Eşsiz davetler başladı
Devletin zirvesini bir araya getiren resepsiyonlar eşsiz düzenlenmeye başlandı. Ardından üst düzey bürokrat koltuklarına da eşleri türbanlı olanların atanması toplumda rahatsızlık yaratmaya başladı. AKP döneminde türban konusunda yaşanan en büyük sınır savaşı ise Cumhurbaşkanlığı seçiminde yaşandı.

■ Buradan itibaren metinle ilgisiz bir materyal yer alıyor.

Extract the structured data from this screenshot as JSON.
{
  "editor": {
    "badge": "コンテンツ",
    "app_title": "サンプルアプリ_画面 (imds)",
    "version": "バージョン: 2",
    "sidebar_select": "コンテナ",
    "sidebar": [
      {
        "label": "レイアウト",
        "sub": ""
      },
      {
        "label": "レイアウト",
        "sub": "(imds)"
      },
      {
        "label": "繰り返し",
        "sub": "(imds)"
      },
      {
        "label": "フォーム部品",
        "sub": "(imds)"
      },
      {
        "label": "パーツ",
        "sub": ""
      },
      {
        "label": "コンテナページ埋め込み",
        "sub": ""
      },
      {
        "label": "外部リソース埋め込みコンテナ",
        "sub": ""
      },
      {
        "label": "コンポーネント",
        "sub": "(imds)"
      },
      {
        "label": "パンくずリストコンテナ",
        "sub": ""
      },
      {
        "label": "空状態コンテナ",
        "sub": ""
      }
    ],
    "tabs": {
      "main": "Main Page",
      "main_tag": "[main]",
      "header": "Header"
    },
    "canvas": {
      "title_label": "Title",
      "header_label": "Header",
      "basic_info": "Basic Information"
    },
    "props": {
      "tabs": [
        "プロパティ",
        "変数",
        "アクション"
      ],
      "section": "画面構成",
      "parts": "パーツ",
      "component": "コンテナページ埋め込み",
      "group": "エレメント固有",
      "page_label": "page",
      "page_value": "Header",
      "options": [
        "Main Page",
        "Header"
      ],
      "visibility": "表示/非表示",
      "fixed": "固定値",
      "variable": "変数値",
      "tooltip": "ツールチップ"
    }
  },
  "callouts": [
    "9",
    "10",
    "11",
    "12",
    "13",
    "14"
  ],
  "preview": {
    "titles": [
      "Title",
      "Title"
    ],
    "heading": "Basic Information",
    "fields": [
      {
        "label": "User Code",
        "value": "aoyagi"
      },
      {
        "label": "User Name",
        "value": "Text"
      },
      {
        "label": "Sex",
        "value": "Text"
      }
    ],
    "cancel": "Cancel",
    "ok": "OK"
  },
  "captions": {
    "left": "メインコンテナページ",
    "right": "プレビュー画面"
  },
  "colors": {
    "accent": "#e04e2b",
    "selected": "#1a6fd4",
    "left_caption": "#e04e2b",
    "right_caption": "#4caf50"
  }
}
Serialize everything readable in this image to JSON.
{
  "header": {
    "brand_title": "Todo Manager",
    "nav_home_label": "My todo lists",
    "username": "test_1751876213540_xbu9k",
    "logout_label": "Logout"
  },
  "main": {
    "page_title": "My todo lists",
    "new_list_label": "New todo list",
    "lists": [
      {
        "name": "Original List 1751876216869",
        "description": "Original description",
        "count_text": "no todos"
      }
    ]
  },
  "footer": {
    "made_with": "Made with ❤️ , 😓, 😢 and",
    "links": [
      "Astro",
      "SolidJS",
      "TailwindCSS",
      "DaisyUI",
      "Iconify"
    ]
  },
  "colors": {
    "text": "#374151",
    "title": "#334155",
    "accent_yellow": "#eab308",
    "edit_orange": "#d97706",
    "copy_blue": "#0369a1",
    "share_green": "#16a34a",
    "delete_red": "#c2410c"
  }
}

Hayrünnisa Gül davasını geri çekti
Türban nedeniyle AİHM'e başvuranlar arasında Dışişleri Bakanı'nın eşi Hayrunisa Gül bulunuyor. Hayrünnisa Gül, 1998'de fotoğrafı başörtülü olduğu için üniversiteye kaydı yapılmadığı gerekçesiyle AİHM'ye dava açtı, ancak daha sonra eşinin Dışişleri Bakanlığı döneminde davayı geri çekti.
Türban Çankaya’da
Çankaya'ya eşi türbansız birinin aday gösterileceği tahminler tutmadı ve Abdullah Gül, Cumhurbaşkanlığı'na aday gösterildi. Gül'ün adaylığının açıklandığı gün Genelkurmay'dan e-muhtıra uyarısı geldi. CHP, DYP ve ANAP'ın da Meclis'teki oylamayı kilitlemesinin ardından Çankaya seçimi, ağustos sonuna kadar ertelendi. Ve bu sürecin sonunda Cumhriyet Tarihi'nde bir ilk yaşandı ve ilk kez türbanlı bir First Lady Çankaya Köşkü'ne çıktı.
Yeni YÖK başkanı ateşledi
Bu aşamadan sonra gözler Gül'ün yapacağı atamalara çevrildi. En çok merak edilen koltuklardan biri de türban sorunu konusunda kilit önemdeki YÖK Başkanlığı'ydı. Gül bu makama eşi türbanlı birini atamadı. Ancak üniversitelerde türbana serbestlik yanlısı Yusuf Ziya Özcan'ı atadı. Zaten bu tartışmaların ilk fitilini de Özcan ateşledi ve göreve geldiği ilk günlerde "Üniversitelerde yasaklara karşıyım" diye konuştu.
AKP-MHP ittifakı
Özcan'ın göreve gelmesinden yaklaşık bir ay sonra Başbakan Erdoğan, İspanya'dan "Siyasi simge bile olsa nasıl yasaklarsınız" çıkışını yaptı. Erdoğan'ı MHP izledi ve Anayasa'nın 10'uncu Maddesi'nde değişiklik teklifi verdi. Böylece ilk adım atılmış oldu.